11. De la frénésie à l'apopléxie

11. De la frénésie à l'apopléxie

Mercredi, Novembre 27, 2024 [ROMAN]

Chapitre 11 IOVMEDR

11. De la frénésie à l’apoplexie

C’est un titre un peu accrocheur. Vous vous demandez si vous avez eu raison, mais bon.

Ce n’est d’ailleurs pas si faux.

En arrivant à Tanger, vous ne savez pas si c’est le fait d’être entré sur le continent africain, ou simplement d’avoir quitté le continent européen, mais vous avez été pris d’une euphorie rare. Vous étiez heureux, comme pour la première fois depuis si longtemps.

Plus rien n’existait, plus personne ne pouvait vous faire revenir, vous aviez une sorte de doigt d’honneur affiché en permanence sur votre tête.

Gonflé à bloc, vous avez poursuivi la route frénétiquement, sans vous arrêter, alignant les paysages exotiques, les villes et les routes sans vous demander autre chose que l’envie de rejoindre au plus vite le Sénégal, votre objectif intermédiaire, le deuxième, de ce voyage.

Vous avez senti des ailes pousser dans votre dos.
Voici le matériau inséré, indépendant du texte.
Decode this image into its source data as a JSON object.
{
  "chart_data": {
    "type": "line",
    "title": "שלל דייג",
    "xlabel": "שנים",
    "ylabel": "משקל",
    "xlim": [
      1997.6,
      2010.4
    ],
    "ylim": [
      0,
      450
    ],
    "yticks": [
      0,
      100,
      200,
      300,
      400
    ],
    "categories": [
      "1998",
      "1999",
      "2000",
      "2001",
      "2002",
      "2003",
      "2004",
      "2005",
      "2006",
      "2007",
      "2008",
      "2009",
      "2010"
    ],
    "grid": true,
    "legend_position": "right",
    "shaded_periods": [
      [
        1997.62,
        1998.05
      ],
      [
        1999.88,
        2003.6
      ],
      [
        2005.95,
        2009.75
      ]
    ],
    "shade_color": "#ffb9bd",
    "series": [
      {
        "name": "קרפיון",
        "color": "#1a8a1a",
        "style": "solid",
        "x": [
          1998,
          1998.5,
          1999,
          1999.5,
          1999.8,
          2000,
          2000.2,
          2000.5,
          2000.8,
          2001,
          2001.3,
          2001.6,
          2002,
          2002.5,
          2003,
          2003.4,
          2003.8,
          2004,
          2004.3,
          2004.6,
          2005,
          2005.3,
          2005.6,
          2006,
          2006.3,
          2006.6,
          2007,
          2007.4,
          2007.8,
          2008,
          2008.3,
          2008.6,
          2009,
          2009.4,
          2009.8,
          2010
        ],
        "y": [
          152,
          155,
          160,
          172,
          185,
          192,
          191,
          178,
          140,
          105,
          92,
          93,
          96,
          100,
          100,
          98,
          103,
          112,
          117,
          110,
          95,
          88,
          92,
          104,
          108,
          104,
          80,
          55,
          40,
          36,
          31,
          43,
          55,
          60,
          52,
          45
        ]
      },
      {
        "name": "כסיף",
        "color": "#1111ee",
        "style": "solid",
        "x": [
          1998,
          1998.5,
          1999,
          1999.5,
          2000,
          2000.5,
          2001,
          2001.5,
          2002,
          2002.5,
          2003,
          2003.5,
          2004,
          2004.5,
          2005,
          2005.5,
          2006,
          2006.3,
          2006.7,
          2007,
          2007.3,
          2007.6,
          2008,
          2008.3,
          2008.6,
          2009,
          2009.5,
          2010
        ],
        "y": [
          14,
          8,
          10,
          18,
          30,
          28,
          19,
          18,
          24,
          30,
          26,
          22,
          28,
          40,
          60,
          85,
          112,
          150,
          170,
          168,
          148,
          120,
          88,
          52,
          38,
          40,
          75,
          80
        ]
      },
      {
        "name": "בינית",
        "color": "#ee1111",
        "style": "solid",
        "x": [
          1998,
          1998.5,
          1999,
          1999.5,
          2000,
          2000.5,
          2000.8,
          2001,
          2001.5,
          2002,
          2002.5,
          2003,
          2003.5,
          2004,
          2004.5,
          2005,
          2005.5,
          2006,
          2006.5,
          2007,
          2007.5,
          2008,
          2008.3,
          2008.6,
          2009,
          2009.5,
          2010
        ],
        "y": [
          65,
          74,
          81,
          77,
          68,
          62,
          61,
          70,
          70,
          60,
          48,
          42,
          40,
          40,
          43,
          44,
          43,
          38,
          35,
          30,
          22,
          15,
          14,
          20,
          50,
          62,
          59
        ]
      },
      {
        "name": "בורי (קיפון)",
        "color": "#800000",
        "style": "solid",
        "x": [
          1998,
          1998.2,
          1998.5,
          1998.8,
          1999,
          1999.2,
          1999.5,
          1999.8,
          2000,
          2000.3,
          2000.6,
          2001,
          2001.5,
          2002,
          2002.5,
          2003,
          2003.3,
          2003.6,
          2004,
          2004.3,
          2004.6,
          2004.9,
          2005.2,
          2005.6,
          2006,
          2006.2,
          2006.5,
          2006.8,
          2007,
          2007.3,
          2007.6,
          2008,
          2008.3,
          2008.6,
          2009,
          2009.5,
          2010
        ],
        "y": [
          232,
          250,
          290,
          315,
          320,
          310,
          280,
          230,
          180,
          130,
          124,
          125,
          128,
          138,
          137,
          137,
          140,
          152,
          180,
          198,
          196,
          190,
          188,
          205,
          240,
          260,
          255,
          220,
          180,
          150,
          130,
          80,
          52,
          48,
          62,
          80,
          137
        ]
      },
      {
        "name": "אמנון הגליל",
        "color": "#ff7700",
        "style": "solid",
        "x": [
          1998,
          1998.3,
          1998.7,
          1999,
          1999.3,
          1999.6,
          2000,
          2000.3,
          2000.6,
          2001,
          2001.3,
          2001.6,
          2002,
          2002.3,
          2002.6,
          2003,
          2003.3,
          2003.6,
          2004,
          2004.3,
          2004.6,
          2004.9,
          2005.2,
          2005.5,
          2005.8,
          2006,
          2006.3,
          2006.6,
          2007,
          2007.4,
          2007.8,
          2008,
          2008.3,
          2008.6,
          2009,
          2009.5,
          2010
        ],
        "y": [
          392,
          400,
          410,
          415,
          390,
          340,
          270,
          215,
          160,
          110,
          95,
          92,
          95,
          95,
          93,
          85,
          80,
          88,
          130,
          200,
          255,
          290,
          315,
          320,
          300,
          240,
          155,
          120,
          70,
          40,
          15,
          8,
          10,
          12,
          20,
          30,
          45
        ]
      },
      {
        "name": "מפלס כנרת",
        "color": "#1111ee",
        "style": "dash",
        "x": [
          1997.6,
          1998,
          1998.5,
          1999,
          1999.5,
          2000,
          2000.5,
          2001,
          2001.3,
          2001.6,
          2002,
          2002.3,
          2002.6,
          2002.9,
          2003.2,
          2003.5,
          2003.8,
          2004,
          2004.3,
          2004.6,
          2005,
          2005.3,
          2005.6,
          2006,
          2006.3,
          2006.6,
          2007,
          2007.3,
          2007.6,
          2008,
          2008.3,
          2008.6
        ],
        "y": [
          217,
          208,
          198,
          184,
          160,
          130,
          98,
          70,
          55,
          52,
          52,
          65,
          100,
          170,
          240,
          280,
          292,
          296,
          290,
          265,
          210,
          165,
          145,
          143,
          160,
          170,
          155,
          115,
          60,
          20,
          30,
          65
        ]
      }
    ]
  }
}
Vous avez campé, vous avez acheté à manger à un boucher sur la route, c’était un rythme effréné.

Vous vous étiez donné un objectif de 250 km / jour, mais vous en franchissiez 500. Arrivé à Agadir, vous décidez de faire une pause raisonnable : vous profiterez de ce temps pour faire votre lessive, monter votre film sur Lily et vous renseigner sur ce fameux passage de la Mauritanie.
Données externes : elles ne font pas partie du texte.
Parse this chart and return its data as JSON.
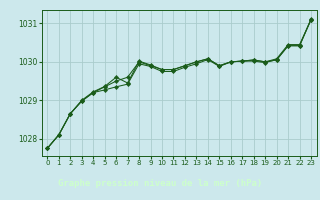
{
  "title": "Graphe pression niveau de la mer (hPa)",
  "bg_color": "#cce8ec",
  "plot_bg_color": "#cce8ec",
  "footer_bg_color": "#2d6b2d",
  "footer_text_color": "#ccffcc",
  "line_color": "#1a5c1a",
  "marker_color": "#1a5c1a",
  "grid_color": "#aacccc",
  "xlim": [
    -0.5,
    23.5
  ],
  "ylim": [
    1027.55,
    1031.35
  ],
  "yticks": [
    1028,
    1029,
    1030,
    1031
  ],
  "xticks": [
    0,
    1,
    2,
    3,
    4,
    5,
    6,
    7,
    8,
    9,
    10,
    11,
    12,
    13,
    14,
    15,
    16,
    17,
    18,
    19,
    20,
    21,
    22,
    23
  ],
  "line1_x": [
    0,
    1,
    2,
    3,
    4,
    5,
    6,
    7,
    8,
    9,
    10,
    11,
    12,
    13,
    14,
    15,
    16,
    17,
    18,
    19,
    20,
    21,
    22,
    23
  ],
  "line1_y": [
    1027.75,
    1028.1,
    1028.65,
    1028.98,
    1029.2,
    1029.27,
    1029.35,
    1029.42,
    1029.95,
    1029.88,
    1029.75,
    1029.75,
    1029.86,
    1029.95,
    1030.06,
    1029.88,
    1030.0,
    1030.02,
    1030.02,
    1029.98,
    1030.06,
    1030.42,
    1030.42,
    1031.12
  ],
  "line2_x": [
    0,
    1,
    2,
    3,
    4,
    5,
    6,
    7,
    8,
    9,
    10,
    11,
    12,
    13,
    14,
    15,
    16,
    17,
    18,
    19,
    20,
    21,
    22,
    23
  ],
  "line2_y": [
    1027.75,
    1028.1,
    1028.65,
    1028.98,
    1029.2,
    1029.35,
    1029.5,
    1029.6,
    1030.0,
    1029.9,
    1029.8,
    1029.8,
    1029.9,
    1030.0,
    1030.08,
    1029.9,
    1030.0,
    1030.02,
    1030.05,
    1030.0,
    1030.08,
    1030.45,
    1030.45,
    1031.1
  ],
  "line3_x": [
    0,
    1,
    2,
    3,
    4,
    5,
    6,
    7,
    8,
    9,
    10,
    11,
    12,
    13,
    14,
    15,
    16,
    17,
    18,
    19,
    20,
    21,
    22,
    23
  ],
  "line3_y": [
    1027.75,
    1028.1,
    1028.65,
    1029.0,
    1029.22,
    1029.36,
    1029.6,
    1029.45,
    1030.02,
    1029.92,
    1029.8,
    1029.8,
    1029.9,
    1030.0,
    1030.08,
    1029.9,
    1030.0,
    1030.02,
    1030.05,
    1030.0,
    1030.05,
    1030.42,
    1030.42,
    1031.1
  ],
  "ylabel_fontsize": 6,
  "xlabel_fontsize": 6,
  "tick_labelsize": 5
}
Votre jour off, c’est le coup d’assommoir : mal à la tête, mal à tous les muscles de votre corps, un besoin de dormir, de vous reposer, de vous ressourcer. C’est comme si tout à coup, vous compensiez cette frénésie par un appel à l’alerte de votre corps tout entier.

Ce n’est pas grave, vous n’êtes pas à un jour près. Vous décidez de prolonger votre séjour.

D’ailleurs, le réceptionniste de l’hôtel vous a extorqué un sourire :

- Bonjour, c’est possible de prolonger mon séjour d’une nuit ?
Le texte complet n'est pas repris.